The delegate is simply put a “method signature type”, something like a interface for a method (or you could call it “function pointer” if you’re an oldschool C guy).
So it is essentially a type that represents a method, allowing you to call or pass around any method that matches that signature as a object.

So imagine the following two classes that share a common signature but no supertype or interface:

public class Class1
{
    public void Notify()
    {}
}
public class Class2
{
    public void Notify()
    {}
}

Now imagine you need to have those Subject classes in a list and you need to loop through them and call Notify on each of them. No problem if they share a supertype or a interface, and if they don’t you could extract an interface easily.

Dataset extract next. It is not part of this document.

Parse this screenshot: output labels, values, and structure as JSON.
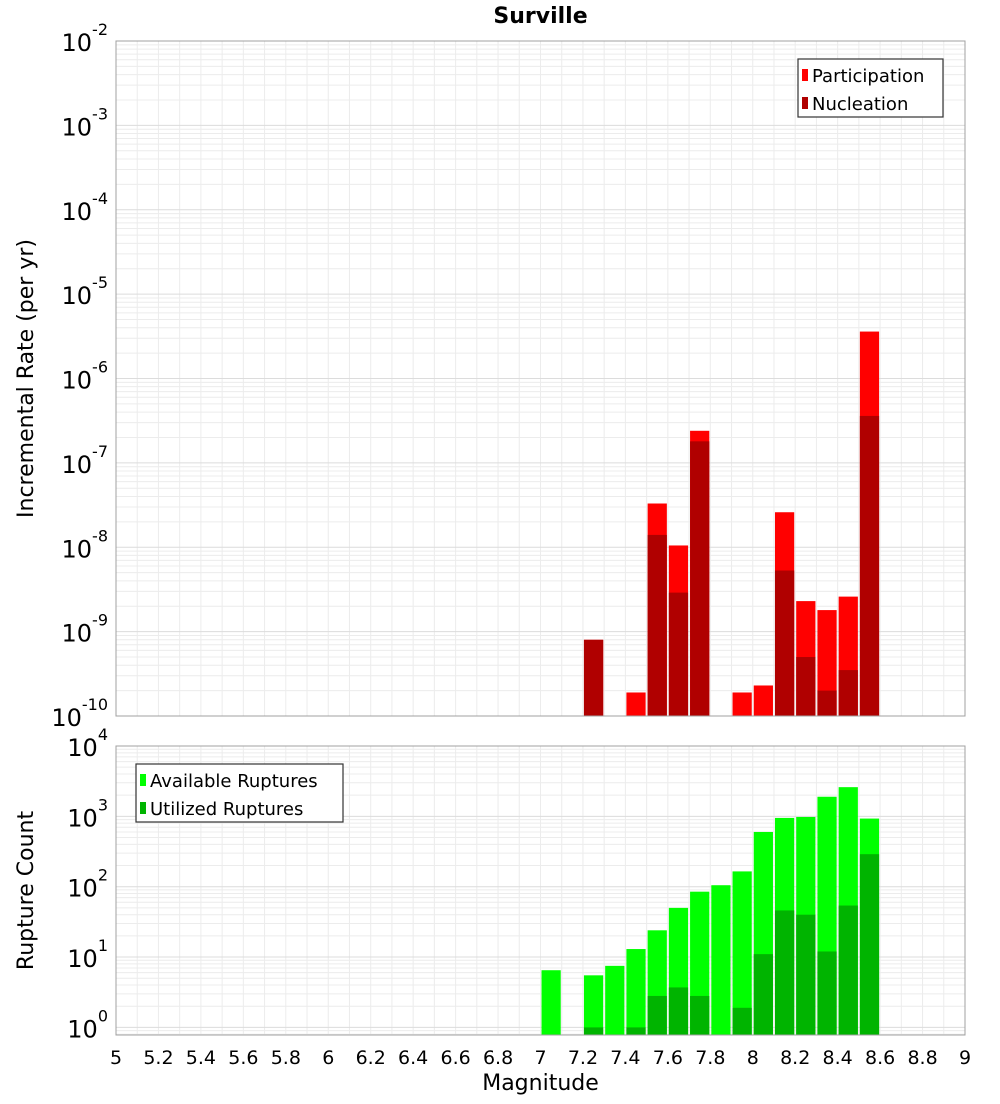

But if you don’t control that code (because it’s from a 3rd party etc), you’re forced to write some sort of adapter class that provides a common interface if you want to call that one method on all of them in some unified way.

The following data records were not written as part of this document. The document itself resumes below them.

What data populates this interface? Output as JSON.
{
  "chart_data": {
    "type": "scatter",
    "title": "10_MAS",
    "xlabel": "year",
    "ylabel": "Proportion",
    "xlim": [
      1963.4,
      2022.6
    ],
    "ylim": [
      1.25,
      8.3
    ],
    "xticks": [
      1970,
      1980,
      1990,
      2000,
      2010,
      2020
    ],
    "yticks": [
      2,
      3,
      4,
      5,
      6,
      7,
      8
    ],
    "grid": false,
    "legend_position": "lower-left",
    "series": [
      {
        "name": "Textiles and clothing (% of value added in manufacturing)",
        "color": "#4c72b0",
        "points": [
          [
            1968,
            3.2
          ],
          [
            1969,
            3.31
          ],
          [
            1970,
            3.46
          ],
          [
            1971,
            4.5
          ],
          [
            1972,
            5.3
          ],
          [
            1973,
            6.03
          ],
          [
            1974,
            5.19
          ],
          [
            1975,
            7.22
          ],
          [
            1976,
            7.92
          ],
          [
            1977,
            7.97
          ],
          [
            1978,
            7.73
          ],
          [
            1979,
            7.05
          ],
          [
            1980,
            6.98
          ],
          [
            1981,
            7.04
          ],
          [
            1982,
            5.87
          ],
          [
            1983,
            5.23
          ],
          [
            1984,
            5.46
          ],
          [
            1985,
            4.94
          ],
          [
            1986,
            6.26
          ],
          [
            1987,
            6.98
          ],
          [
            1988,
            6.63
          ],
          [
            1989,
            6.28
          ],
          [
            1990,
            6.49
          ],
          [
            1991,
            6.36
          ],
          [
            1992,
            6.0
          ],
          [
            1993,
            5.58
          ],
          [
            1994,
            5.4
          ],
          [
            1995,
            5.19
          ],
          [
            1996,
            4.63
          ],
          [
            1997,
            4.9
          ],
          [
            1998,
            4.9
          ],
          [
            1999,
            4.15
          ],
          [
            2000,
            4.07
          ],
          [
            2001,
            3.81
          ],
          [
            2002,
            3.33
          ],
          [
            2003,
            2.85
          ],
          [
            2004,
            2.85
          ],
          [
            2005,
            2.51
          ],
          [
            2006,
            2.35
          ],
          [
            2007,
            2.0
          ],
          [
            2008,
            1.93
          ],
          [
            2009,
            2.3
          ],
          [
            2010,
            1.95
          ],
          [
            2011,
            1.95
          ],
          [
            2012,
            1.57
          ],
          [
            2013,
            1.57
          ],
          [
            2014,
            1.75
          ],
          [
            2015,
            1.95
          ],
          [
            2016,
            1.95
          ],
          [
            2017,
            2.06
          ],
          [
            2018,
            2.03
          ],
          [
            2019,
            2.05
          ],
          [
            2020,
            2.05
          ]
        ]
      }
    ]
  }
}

Now C# has solved this problem gracefully by treating methods as a type, so if you omit the parentheses on your method call it will return a object representing that method. And that object can then be stored in a variable of a delegate type that matches the original method’s signature.

So I could define a delegate that can then be called to reference methods in different classes as long as they match my delegate signature:

public delegate void doNotify();

I could then create a variable of type doNotify that contains a reference to my Notify method in Class1 and call that variable instead of the concrete method on Class1:

doNotify method1 = new Class1().Notify;
method1();

The real beauty of this is that I can also pass that delegate around to other methods that know nothing about the type, only about that one method signature. Therefore I could write code like this:

public static void DoSomethingAndNotifyAll(IList<doNotify> subjects)
{
    foreach (var notify in subjects)
    { notify(); }
}

Where this came really handy (and where I found out about it) was when doing a pretty simple list interface that had a dropdown field that controlled sorting of the list. It was pretty standard, I had 3 methods that sorted the list (and I know I should have extracted strategy classes, but that seemed too heavy for the task at hand) and depending on the selected item in the dropdown one of those 3 should get called. The usual course of action would be to switch on the value of the dropdown, but that would have created a maintenance nightmare in the long term (inserting and dealing with the value would be somewhat redundant and I’d have to update 2 code passages for one change in the future). So the simplest solution I came up with was to create a delegate for the sort methods (public delegate void doSort()) and create a class that took a text and that delegate and exposed it as fields. Now I could use the DisplayMember property on my dropdown to display the text for the sort function and when needed I could just call the sort function through the delegate.

This then leads me to the apparent lack of generic controls in .NET that make all this interface work feel awkward and wrong because you are casting to and forth all the time, but that’s another story.

That all being said, I can’t say I encourage heavy use of delegates because the concept can be so easily abused. In most cases it’s better to use interfaces and object composition because they are not only better known, but also more explicit (you don’t see the delegate use as easy as some implemented interface). Use them wisely and you have a very powerful tool at hand, overuse it and you will end up with some pretty hard to read code.